Il existe tout de même un élément positif : l’accent mis sur certains aliments variés au sein du régime Sirtfood. Ces produits contribuent à booster les niveaux de sirtuines, ce qui influence la dépense énergétique, la gestion des graisses ou la résistance au stress cellulaire. Pourtant, sa structure ne laisse pas vraiment présager une perte de poids durable, malgré une phase de stabilisation prévue. D’après plusieurs préparateurs physiques, mieux vaut réserver ce protocole aux objectifs sportifs ou esthétiques éphémères, et privilégier l’ajout de super-aliments à un plan renforcé en protéines si l’on vise vraiment un effet positif sur la masse musculaire.

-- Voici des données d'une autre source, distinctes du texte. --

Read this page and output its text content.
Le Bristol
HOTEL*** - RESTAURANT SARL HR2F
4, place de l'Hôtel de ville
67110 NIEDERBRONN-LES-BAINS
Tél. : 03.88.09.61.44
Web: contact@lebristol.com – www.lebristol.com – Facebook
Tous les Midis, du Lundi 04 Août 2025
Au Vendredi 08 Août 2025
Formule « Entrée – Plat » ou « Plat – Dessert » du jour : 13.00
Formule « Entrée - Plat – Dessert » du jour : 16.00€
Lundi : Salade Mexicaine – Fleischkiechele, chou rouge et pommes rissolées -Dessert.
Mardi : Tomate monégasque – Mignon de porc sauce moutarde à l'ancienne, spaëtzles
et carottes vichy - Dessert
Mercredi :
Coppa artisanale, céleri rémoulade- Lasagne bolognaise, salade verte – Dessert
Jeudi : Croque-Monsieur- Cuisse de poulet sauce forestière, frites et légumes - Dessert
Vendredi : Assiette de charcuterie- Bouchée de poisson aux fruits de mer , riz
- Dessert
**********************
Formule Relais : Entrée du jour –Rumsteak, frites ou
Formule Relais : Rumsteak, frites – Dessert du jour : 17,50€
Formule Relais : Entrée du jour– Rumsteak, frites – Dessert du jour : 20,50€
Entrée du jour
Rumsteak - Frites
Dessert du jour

En combinant plusieurs critères (restriction calorique, super-aliments ciblés, etc.), certains parviennent à remplir leurs objectifs de perte de poids accélérée. On garde en tête que la capacité d’agir sur la balance dépend aussi largement de la diversité alimentaire et du maintien d’une certaine vigilance sur la qualité nutritionnelle globale. Attention toutefois : ce mode alimentaire écarte un grand nombre d’aliments (notamment ceux riches en protéines), ce qui représente un véritable point de vigilance.

On retiendra au final que la palette des “super-aliments” inclus dans le Sirtfood peut presque toujours s’intégrer à un mode alimentaire varié (et ce, qu’on vise la perte de poids, la prise de muscle ou le simple mieux-être). Certains coachs sportifs n’hésitent plus à recommander ces aliments pour diversifier les apports et profiter de leurs atouts.

Les aliments mis en avant dans cette méthode ont toute leur place dans différents plannings alimentaires : que l’on souhaite perdre quelques kilos, améliorer ses performances sportives ou renforcer sa masse musculaire.